A report in Reuters reveals that there have been no series injuries so far, though at least ten people are still being searched for by authorities since family and friends have not heard from them in the days since the blaze began. Cell service in the area has been intermittent.
The fire began after a cluster of lightning fires merged into a "conflagration dubbed the Carlton Complex" and has resulted in the scorching of "at least 336 square miles (870 sq km) of dry timber and grasslands in north-central Washington since Monday, officials said."
An estimated 100 homes in Pateros were destroyed by the fire, most of them on Thursday, as flames roared into the town of 650 residents, prompting evacuation of the entire community.
Although the immediate threat subsided on Friday as the flames changed course, residents of Pateros were advised to keep their distance for the time being, officials said.
The above image shows a plane dropping fire retardant on one section of the wildfire.
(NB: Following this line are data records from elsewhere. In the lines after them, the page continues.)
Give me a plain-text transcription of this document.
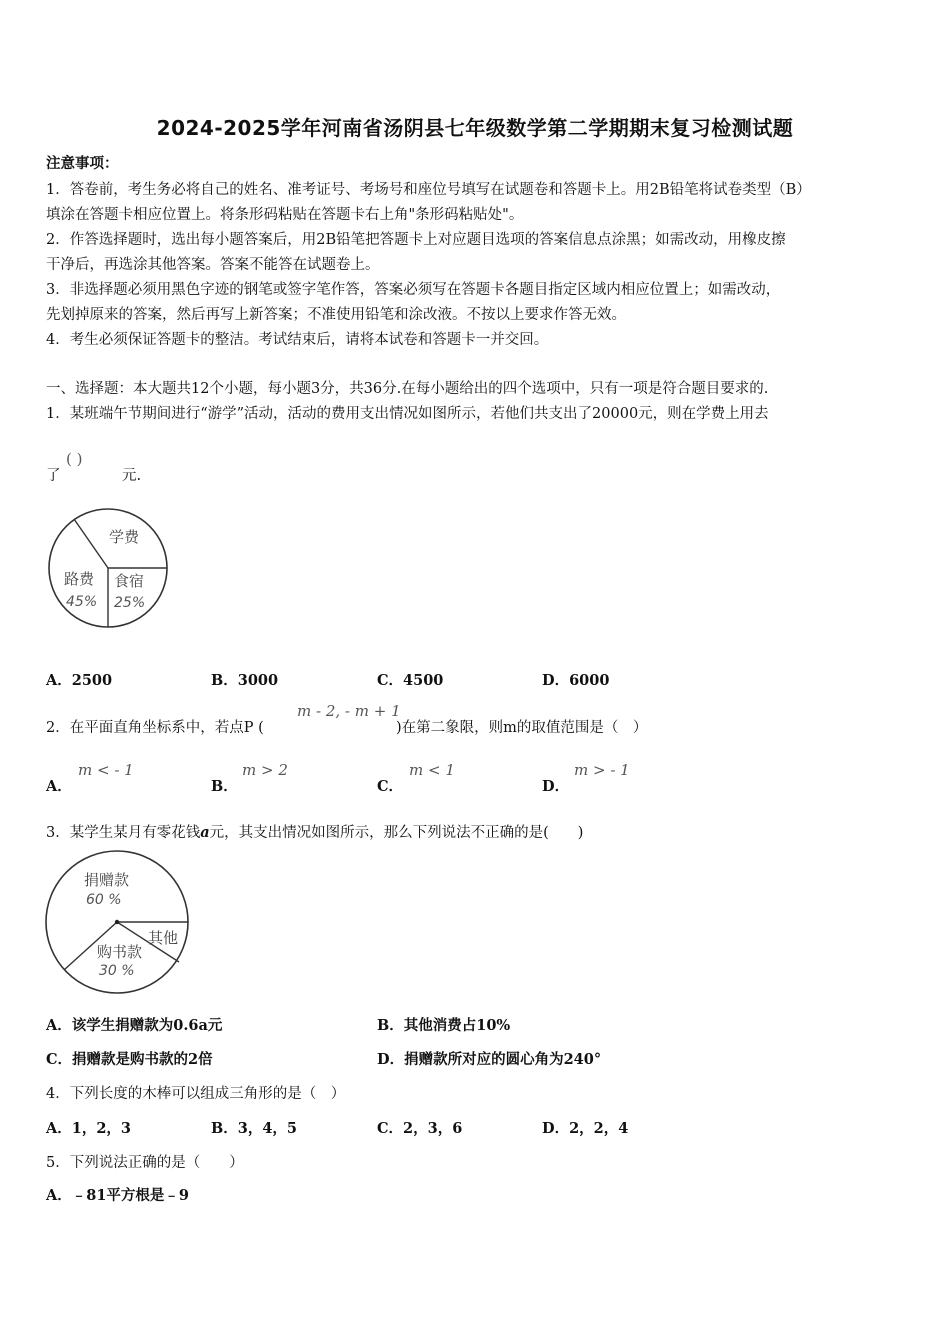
2024-2025学年河南省汤阴县七年级数学第二学期期末复习检测试题
注意事项：
1．答卷前，考生务必将自己的姓名、准考证号、考场号和座位号填写在试题卷和答题卡上。用2B铅笔将试卷类型（B）
填涂在答题卡相应位置上。将条形码粘贴在答题卡右上角"条形码粘贴处"。
2．作答选择题时，选出每小题答案后，用2B铅笔把答题卡上对应题目选项的答案信息点涂黑；如需改动，用橡皮擦
干净后，再选涂其他答案。答案不能答在试题卷上。
3．非选择题必须用黑色字迹的钢笔或签字笔作答，答案必须写在答题卡各题目指定区域内相应位置上；如需改动，
先划掉原来的答案，然后再写上新答案；不准使用铅笔和涂改液。不按以上要求作答无效。
4．考生必须保证答题卡的整洁。考试结束后，请将本试卷和答题卡一并交回。
一、选择题：本大题共12个小题，每小题3分，共36分.在每小题给出的四个选项中，只有一项是符合题目要求的.
1．某班端午节期间进行“游学”活动，活动的费用支出情况如图所示，若他们共支出了20000元，则在学费上用去
了
( )
元.
学费
路费
45%
食宿
25%
A．2500	B．3000	C．4500	D．6000
2．在平面直角坐标系中，若点P (
m - 2, - m + 1
)在第二象限，则m的取值范围是（　）
A．
m < - 1
B．
m > 2
C．
m < 1
D．
m > - 1
3．某学生某月有零花钱a元，其支出情况如图所示，那么下列说法不正确的是(　　)
捐赠款
60 %
其他
购书款
30 %
A．该学生捐赠款为0.6a元	B．其他消费占10%
C．捐赠款是购书款的2倍	D．捐赠款所对应的圆心角为240°
4．下列长度的木棒可以组成三角形的是（　）
A．1，2，3	B．3，4，5	C．2，3，6	D．2，2，4
5．下列说法正确的是（　　）
A．﹣81平方根是﹣9
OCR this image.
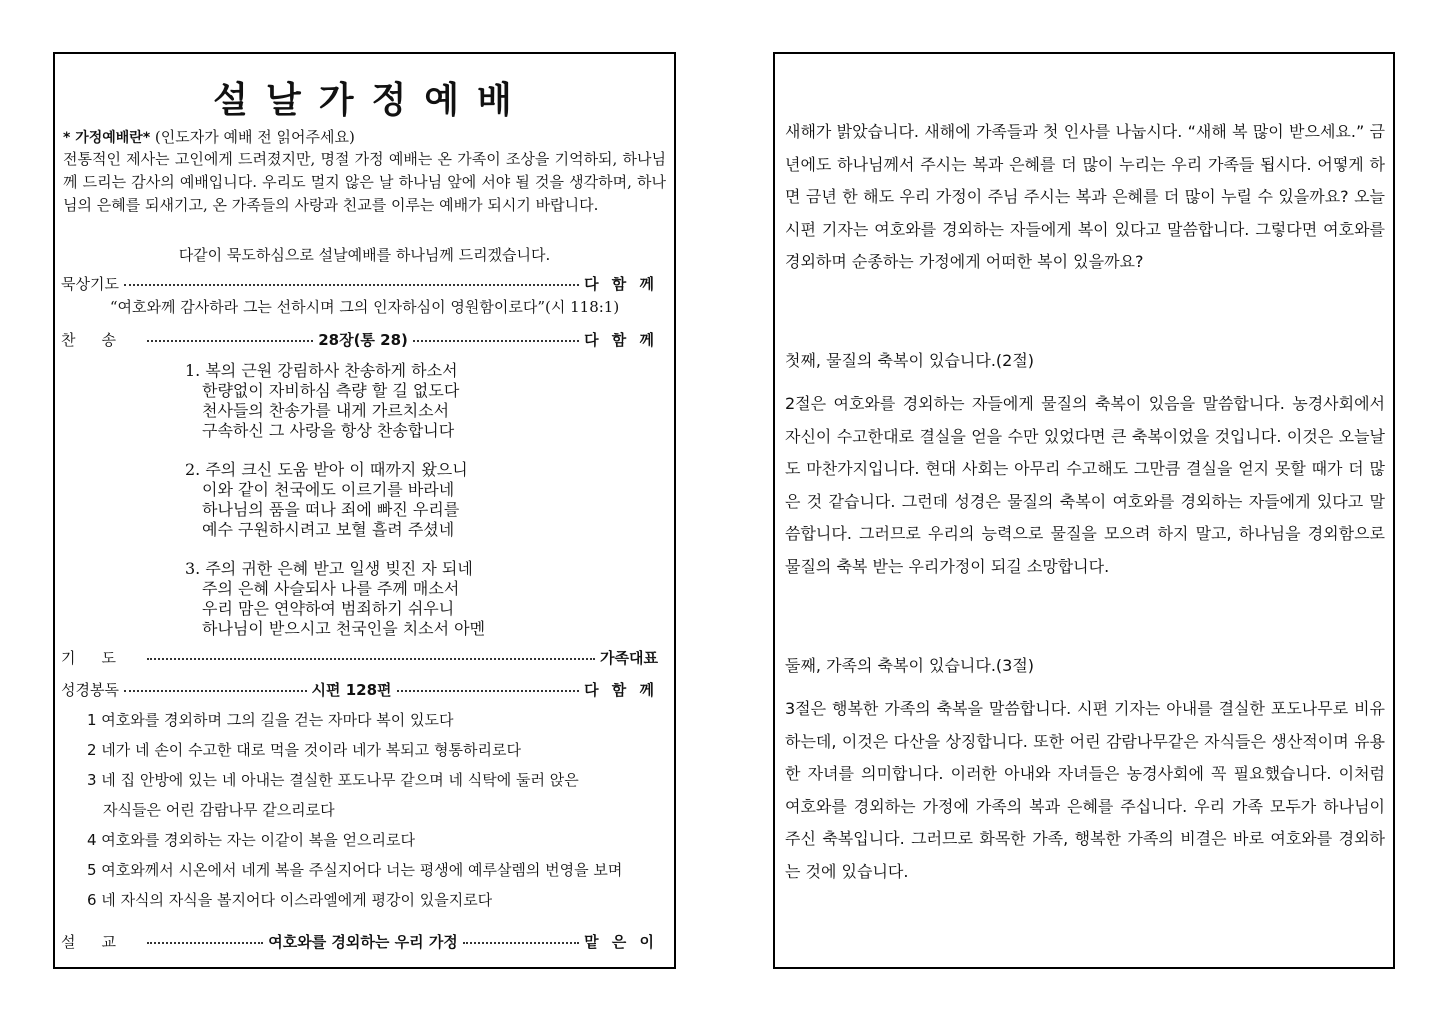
설날가정예배
* 가정예배란* (인도자가 예배 전 읽어주세요)
전통적인 제사는 고인에게 드려졌지만, 명절 가정 예배는 온 가족이 조상을 기억하되, 하나님께 드리는 감사의 예배입니다. 우리도 멀지 않은 날 하나님 앞에 서야 될 것을 생각하며, 하나님의 은혜를 되새기고, 온 가족들의 사랑과 친교를 이루는 예배가 되시기 바랍니다.
다같이 묵도하심으로 설날예배를 하나님께 드리겠습니다.
묵상기도	다 함 께
“여호와께 감사하라 그는 선하시며 그의 인자하심이 영원함이로다”(시 118:1)
찬송	28장(통 28)	다 함 께
1. 복의 근원 강림하사 찬송하게 하소서
한량없이 자비하심 측량 할 길 없도다
천사들의 찬송가를 내게 가르치소서
구속하신 그 사랑을 항상 찬송합니다
2. 주의 크신 도움 받아 이 때까지 왔으니
이와 같이 천국에도 이르기를 바라네
하나님의 품을 떠나 죄에 빠진 우리를
예수 구원하시려고 보혈 흘려 주셨네
3. 주의 귀한 은혜 받고 일생 빚진 자 되네
주의 은혜 사슬되사 나를 주께 매소서
우리 맘은 연약하여 범죄하기 쉬우니
하나님이 받으시고 천국인을 치소서 아멘
기도	가족대표
성경봉독	시편 128편	다 함 께
1 여호와를 경외하며 그의 길을 걷는 자마다 복이 있도다
2 네가 네 손이 수고한 대로 먹을 것이라 네가 복되고 형통하리로다
3 네 집 안방에 있는 네 아내는 결실한 포도나무 같으며 네 식탁에 둘러 앉은
자식들은 어린 감람나무 같으리로다
4 여호와를 경외하는 자는 이같이 복을 얻으리로다
5 여호와께서 시온에서 네게 복을 주실지어다 너는 평생에 예루살렘의 번영을 보며
6 네 자식의 자식을 볼지어다 이스라엘에게 평강이 있을지로다
설교	여호와를 경외하는 우리 가정	맡 은 이
새해가 밝았습니다. 새해에 가족들과 첫 인사를 나눕시다. “새해 복 많이 받으세요.” 금년에도 하나님께서 주시는 복과 은혜를 더 많이 누리는 우리 가족들 됩시다. 어떻게 하면 금년 한 해도 우리 가정이 주님 주시는 복과 은혜를 더 많이 누릴 수 있을까요? 오늘 시편 기자는 여호와를 경외하는 자들에게 복이 있다고 말씀합니다. 그렇다면 여호와를 경외하며 순종하는 가정에게 어떠한 복이 있을까요?
첫째, 물질의 축복이 있습니다.(2절)
2절은 여호와를 경외하는 자들에게 물질의 축복이 있음을 말씀합니다. 농경사회에서 자신이 수고한대로 결실을 얻을 수만 있었다면 큰 축복이었을 것입니다. 이것은 오늘날도 마찬가지입니다. 현대 사회는 아무리 수고해도 그만큼 결실을 얻지 못할 때가 더 많은 것 같습니다. 그런데 성경은 물질의 축복이 여호와를 경외하는 자들에게 있다고 말씀합니다. 그러므로 우리의 능력으로 물질을 모으려 하지 말고, 하나님을 경외함으로 물질의 축복 받는 우리가정이 되길 소망합니다.
둘째, 가족의 축복이 있습니다.(3절)
3절은 행복한 가족의 축복을 말씀합니다. 시편 기자는 아내를 결실한 포도나무로 비유하는데, 이것은 다산을 상징합니다. 또한 어린 감람나무같은 자식들은 생산적이며 유용한 자녀를 의미합니다. 이러한 아내와 자녀들은 농경사회에 꼭 필요했습니다. 이처럼 여호와를 경외하는 가정에 가족의 복과 은혜를 주십니다. 우리 가족 모두가 하나님이 주신 축복입니다. 그러므로 화목한 가족, 행복한 가족의 비결은 바로 여호와를 경외하는 것에 있습니다.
Officials are hopeful that a forthcoming simultaneous cooling trend and a rise in humidity will help them to get the fire under control.
The Associated Press reports that the fire is a result of hot, dry weather in the state of Washington.
Gov. Jay Inslee said about 50 fires were burning in Washington, which has been wracked by hot, dry weather, gusting winds and lightning. Some 2,000 firefighters were working in the eastern part of the state, with about a dozen helicopters from the Department of Natural Resources and the National Guard, along with a Washington State Patrol spotter plane.
Karina Shagren, spokeswoman for the state's Military Department, said 100 National Guard troops were on standby, and up to 1,000 more in Yakima could receive additional fire training. Active duty military could be called in as well, Inslee said.
Wildfires are also raging through Oregon. As a result, both governors of Washington and Oregon declared fire emergencies earlier this week.